Kata containers is a nice compromise. Each container is run as a microvm


On the surface, Kata appears to be a variation of LXC/LXD.


LXC/LXD still shares the same host kernel. Kata runs a full instance of qemu including its own kernel.

FWIW, here's an slightly redacted example qemu instance launched by kata

/opt/kata-3.18.0/bin/qemu-system-x86_64 -name sandbox-FOO -uuid FOO -machine q35,accel=kvm,nvdimm=on -cpu host,pmu=off -qmp unix:fd=3,server=on,wait=off -m 2048M,slots=10,maxmem=1032958M -device pci-bridge,bus=pcie.0,id=pci-bridge-0,chassis_nr=1,shpc=off,addr=2,io-reserve=4k,mem-reserve=1m,pref64-reserve=1m -device virtio-serial-pci,disable-modern=false,id=serial0 -device virtconsole,chardev=charconsole0,id=console0 -chardev socket,id=charconsole0,path=/run/vc/vm/FOO/console.sock,server=on,wait=off -device nvdimm,id=nv0,memdev=mem0,unarmed=on -object memory-backend-file,id=mem0,mem-path=/opt/kata-3.18.0/share/kata-containers/kata-ubuntu-noble.image,size=268435456,readonly=on -device virtio-scsi-pci,id=scsi0,disable-modern=false -object rng-random,id=rng0,filename=/dev/urandom -device virtio-rng-pci,rng=rng0 -device vhost-vsock-pci,disable-modern=false,vhostfd=4,id=vsock-FOO,guest-cid=FOO -chardev socket,id=char-FOO,path=/run/vc/vm/FOO/vhost-fs.sock -device vhost-user-fs-pci,chardev=char-FOO,tag=kataShared,queue-size=1024 -rtc base=utc,driftfix=slew,clock=host -global kvm-pit.lost_tick_policy=discard -vga none -no-user-config -nodefaults -nographic --no-reboot -object memory-backend-file,id=dimm1,size=2048M,mem-path=/dev/shm,share=on -numa node,memdev=dimm1 -kernel /opt/kata-3.18.0/share/kata-containers/vmlinux-6.12.28-157 -append tsc=reliable no_timer_check rcupdate.rcu_expedited=1 i8042.direct=1 i8042.dumbkbd=1 i8042.nopnp=1 i8042.noaux=1 noreplace-smp reboot=k cryptomgr.notests net.ifnames=0 pci=lastbus=0 root=/dev/pmem0p1 rootflags=dax,data=ordered,errors=remount-ro ro rootfstype=ext4 console=hvc0 console=hvc1 quiet systemd.show_status=false panic=1 nr_cpus=88 selinux=0 systemd.unit=kata-containers.target systemd.mask=systemd-networkd.service systemd.mask=systemd-networkd.socket scsi_mod.scan=none cgroup_no_v1=all systemd.unified_cgroup_hierarchy=1 -pidfile /run/vc/vm/FOO/pid -smp 1,cores=1,threads=1,sockets=88,maxcpus=88


meaning not a full-blown vm security boundary?


It is


thank you for posting the qemu details above


thanks! so they achieve the convenience of docker with the added security of full-blown kvm? trading some perf and resource-use?

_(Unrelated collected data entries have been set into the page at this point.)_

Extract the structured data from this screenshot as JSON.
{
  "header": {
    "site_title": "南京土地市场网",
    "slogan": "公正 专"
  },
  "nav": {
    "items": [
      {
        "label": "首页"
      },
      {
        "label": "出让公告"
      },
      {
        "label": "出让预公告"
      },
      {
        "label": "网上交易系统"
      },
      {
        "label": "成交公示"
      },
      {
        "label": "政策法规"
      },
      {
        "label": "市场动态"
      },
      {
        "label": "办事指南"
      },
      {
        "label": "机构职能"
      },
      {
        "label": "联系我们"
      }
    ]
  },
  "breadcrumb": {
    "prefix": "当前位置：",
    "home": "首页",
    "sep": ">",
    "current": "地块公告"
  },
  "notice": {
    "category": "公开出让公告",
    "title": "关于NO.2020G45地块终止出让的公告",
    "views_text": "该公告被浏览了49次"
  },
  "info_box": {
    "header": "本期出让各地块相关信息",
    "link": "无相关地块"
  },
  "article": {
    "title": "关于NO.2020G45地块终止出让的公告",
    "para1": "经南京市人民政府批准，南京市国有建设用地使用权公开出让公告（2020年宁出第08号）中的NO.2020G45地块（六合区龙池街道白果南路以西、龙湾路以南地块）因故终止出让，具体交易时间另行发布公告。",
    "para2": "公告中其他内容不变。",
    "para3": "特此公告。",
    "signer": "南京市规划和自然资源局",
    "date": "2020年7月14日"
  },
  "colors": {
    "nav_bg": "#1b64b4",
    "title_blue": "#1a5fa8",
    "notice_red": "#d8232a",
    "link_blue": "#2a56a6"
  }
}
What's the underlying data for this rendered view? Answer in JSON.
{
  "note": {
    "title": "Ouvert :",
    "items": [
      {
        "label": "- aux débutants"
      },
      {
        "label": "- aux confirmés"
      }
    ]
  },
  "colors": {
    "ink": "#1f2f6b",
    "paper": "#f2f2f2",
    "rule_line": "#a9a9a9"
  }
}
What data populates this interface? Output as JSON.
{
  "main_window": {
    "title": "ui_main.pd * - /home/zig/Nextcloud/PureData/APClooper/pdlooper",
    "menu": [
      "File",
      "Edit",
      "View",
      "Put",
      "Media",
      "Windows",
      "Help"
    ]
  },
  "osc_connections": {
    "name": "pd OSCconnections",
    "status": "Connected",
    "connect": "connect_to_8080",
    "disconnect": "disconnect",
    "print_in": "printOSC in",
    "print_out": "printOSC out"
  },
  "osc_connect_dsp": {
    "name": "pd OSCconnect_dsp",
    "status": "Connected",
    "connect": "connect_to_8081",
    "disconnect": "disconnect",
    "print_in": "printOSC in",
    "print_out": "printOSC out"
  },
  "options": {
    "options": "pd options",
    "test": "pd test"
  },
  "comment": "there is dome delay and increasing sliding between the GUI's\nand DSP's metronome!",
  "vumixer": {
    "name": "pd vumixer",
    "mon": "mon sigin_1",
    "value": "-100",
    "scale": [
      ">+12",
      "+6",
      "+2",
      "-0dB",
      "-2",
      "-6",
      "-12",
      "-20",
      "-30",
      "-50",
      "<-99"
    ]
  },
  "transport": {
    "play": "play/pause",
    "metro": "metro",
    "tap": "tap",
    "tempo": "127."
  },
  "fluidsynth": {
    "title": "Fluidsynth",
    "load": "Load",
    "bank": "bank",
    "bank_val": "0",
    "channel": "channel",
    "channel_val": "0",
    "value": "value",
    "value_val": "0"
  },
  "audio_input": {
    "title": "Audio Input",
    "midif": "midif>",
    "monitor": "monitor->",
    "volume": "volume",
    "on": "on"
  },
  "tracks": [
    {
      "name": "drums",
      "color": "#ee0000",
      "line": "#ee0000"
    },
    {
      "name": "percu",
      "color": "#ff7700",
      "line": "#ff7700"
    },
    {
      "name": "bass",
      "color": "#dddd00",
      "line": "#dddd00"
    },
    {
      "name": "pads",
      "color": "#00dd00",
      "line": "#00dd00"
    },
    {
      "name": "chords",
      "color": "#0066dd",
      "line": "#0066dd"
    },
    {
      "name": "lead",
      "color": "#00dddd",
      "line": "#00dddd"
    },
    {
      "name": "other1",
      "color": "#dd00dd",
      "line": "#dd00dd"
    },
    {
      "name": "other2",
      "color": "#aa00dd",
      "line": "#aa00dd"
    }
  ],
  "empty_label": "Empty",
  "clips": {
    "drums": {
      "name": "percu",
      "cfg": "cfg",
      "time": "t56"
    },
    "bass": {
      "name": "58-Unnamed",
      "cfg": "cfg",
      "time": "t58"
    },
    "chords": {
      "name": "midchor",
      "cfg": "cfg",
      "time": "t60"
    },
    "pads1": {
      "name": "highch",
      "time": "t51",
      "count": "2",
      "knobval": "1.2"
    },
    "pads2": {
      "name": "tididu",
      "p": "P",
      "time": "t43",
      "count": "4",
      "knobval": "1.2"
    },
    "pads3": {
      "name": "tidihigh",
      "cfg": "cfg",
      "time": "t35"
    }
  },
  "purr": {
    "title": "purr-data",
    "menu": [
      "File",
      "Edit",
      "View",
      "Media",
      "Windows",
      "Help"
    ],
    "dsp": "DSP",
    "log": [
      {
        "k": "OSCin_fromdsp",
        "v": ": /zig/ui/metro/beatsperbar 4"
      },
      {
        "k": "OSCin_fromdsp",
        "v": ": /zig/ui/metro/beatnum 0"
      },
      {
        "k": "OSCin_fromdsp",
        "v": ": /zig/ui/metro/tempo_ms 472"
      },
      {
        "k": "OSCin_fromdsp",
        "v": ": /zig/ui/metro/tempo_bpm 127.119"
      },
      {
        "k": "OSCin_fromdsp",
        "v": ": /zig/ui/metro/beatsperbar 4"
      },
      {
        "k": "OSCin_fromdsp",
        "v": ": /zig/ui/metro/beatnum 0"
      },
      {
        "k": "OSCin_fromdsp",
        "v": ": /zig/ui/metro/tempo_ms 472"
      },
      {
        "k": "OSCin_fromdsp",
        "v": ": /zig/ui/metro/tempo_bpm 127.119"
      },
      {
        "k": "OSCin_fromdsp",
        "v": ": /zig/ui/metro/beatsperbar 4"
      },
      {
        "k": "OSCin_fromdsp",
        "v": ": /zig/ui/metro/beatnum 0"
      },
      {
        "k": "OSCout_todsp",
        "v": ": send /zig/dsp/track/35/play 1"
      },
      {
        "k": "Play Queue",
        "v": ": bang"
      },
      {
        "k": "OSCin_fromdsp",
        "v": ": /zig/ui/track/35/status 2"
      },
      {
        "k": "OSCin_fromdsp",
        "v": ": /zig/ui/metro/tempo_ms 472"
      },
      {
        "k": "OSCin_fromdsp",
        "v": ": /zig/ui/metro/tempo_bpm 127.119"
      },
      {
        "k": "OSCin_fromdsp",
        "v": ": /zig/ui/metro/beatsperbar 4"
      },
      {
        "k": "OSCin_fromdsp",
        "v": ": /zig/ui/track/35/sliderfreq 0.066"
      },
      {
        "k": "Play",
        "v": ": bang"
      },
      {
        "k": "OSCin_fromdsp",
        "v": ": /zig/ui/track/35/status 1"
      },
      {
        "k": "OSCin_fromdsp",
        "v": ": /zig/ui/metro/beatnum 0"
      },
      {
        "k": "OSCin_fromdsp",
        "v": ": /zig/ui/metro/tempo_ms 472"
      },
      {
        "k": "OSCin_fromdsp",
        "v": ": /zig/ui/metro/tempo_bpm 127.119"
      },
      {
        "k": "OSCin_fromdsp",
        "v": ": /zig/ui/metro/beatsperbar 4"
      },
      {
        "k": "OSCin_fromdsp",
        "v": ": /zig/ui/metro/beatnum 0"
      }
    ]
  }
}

https://katacontainers.io/


Yes. Microvms are stripped down to the basic hardware needed (AWS' Firecracker for example), so they 'boot' really fast, in the tenths of seconds for my containers, but you do have the extra resource overhead of running a second kernel and the performance reduction of the VM context switches. That said, it's minor enough that I feel the security tradeoff is well worth it.


in addition, docker compose also support reading env variables / .env files from outside that you can use for configuration inside the docker compose file.


Is there a significant difference between this and nginx proxy manager?


They're both reverse proxies built on nginx, but the whole point of BunkerWeb is that it's a WAF, which NPM is not, so that's a significant difference.

In short, NPM doesn't do any of the stuff listed under Security Features here: https://docs.bunkerweb.io/latest/#security-features


NPM will automate Let's Encrypt certificate generation but you're right about the other listed features.